Although corporate travel levels remain deeply depressed, Southwest Airlines during the past few weeks has started seeing a few encouraging signs, Southwest Business VP Dave Harvey told BTN.
While corporate business is “definitely still lagging leisure,” Southwest Business since Labor Day has seen a “nice pickup” in corporate travel, Harvey said. Government business represents the most activity, followed by the health care industry and transportation and logistics. Overall, however, absolute corporate bans on business travel are becoming less common.
“There are very few large buyers that have literally no travel,” Harvey said. “The hard freezes are being pushed down a bit, and about 90 to 95 percent of our global accounts have some travel this fall.”
At the same time, Southwest is seeing some lengthening of booking windows. Since the onset of the Covid-19 pandemic, most bookings have been within one or two weeks of travel, but Southwest has now seen more corporate travelers booking further out, according to Harvey.
Even as corporate travel begins to trickle back in, Southwest still is bracing for a long recovery.
“Absent substantial improvements in our business, our quarterly losses could be in the billions until vaccines are available, distributed and effectively kill the pandemic—and at best that is looking like late next year,” Southwest chairman and CEO Gary Kelly said in a video message to employees this week. “That’s what it will take to drive increased demand for travel.”
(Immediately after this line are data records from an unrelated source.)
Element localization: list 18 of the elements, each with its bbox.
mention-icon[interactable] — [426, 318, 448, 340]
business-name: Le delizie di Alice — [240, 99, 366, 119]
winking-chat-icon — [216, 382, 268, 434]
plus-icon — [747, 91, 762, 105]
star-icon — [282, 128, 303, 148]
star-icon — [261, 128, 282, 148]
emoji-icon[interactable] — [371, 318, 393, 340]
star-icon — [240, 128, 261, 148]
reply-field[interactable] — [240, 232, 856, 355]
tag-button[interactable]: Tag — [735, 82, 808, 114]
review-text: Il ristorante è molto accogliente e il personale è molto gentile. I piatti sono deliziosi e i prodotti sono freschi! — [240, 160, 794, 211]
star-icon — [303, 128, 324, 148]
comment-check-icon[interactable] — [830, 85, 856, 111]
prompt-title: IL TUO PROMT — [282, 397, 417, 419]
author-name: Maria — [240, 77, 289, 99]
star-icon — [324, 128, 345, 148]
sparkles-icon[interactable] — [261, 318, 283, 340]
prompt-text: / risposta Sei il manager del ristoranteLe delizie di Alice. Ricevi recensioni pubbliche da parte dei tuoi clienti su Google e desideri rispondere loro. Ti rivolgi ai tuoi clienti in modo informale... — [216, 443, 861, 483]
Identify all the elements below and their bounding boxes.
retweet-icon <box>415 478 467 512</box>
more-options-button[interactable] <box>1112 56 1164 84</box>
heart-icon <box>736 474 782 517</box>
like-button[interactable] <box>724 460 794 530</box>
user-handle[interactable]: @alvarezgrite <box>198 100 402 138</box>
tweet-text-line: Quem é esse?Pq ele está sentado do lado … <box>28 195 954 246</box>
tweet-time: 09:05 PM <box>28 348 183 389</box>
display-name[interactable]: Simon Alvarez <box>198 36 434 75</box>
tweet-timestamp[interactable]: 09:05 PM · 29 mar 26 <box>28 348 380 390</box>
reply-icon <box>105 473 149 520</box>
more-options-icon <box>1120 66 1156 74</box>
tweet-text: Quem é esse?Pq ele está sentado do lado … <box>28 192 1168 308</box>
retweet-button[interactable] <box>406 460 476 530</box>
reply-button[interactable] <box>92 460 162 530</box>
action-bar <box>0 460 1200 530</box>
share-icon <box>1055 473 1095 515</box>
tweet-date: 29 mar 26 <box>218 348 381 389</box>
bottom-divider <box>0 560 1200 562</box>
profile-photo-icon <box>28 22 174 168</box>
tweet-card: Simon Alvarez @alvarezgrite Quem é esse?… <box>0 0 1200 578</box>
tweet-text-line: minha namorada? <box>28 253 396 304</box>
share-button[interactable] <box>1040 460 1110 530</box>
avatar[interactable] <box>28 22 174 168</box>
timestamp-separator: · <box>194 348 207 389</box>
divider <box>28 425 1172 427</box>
The carrier aims to avoid furloughs even after the expiration of federal payroll support approved in March. Kelly said he has reduced his own salary to zero, extended executive pay cuts and is cutting pay for noncontract employees. The carrier is negotiating with unions for pay cuts as well, without which furloughs could be necessary as a “last resort,” he said. Pay cuts would be reversed if further federal aid for airlines is approved.
Still, Southwest is not pulling back on corporate sales efforts, having added staff to the team back in the spring, Harvey said. This week, the carrier’s content went live for bookings on the Amadeus Travel Platform, which is the smallest global distribution system in terms of marketshare in North America but “is absolutely coming up in more of the travel management company and buyer conversations as a strong option, so it was something important to our customers,” he said.
With Sabre, however, Southwest still does not “see a path to getting something done in the short term” in terms of enhanced GDS participation, according to Harvey. The “basic booking request” model through which Southwest has worked with Sabre for decades is set to expire at the end of this year, and the carrier is working with TMCs and buyers using the model “to make sure there is no disruption,” he said.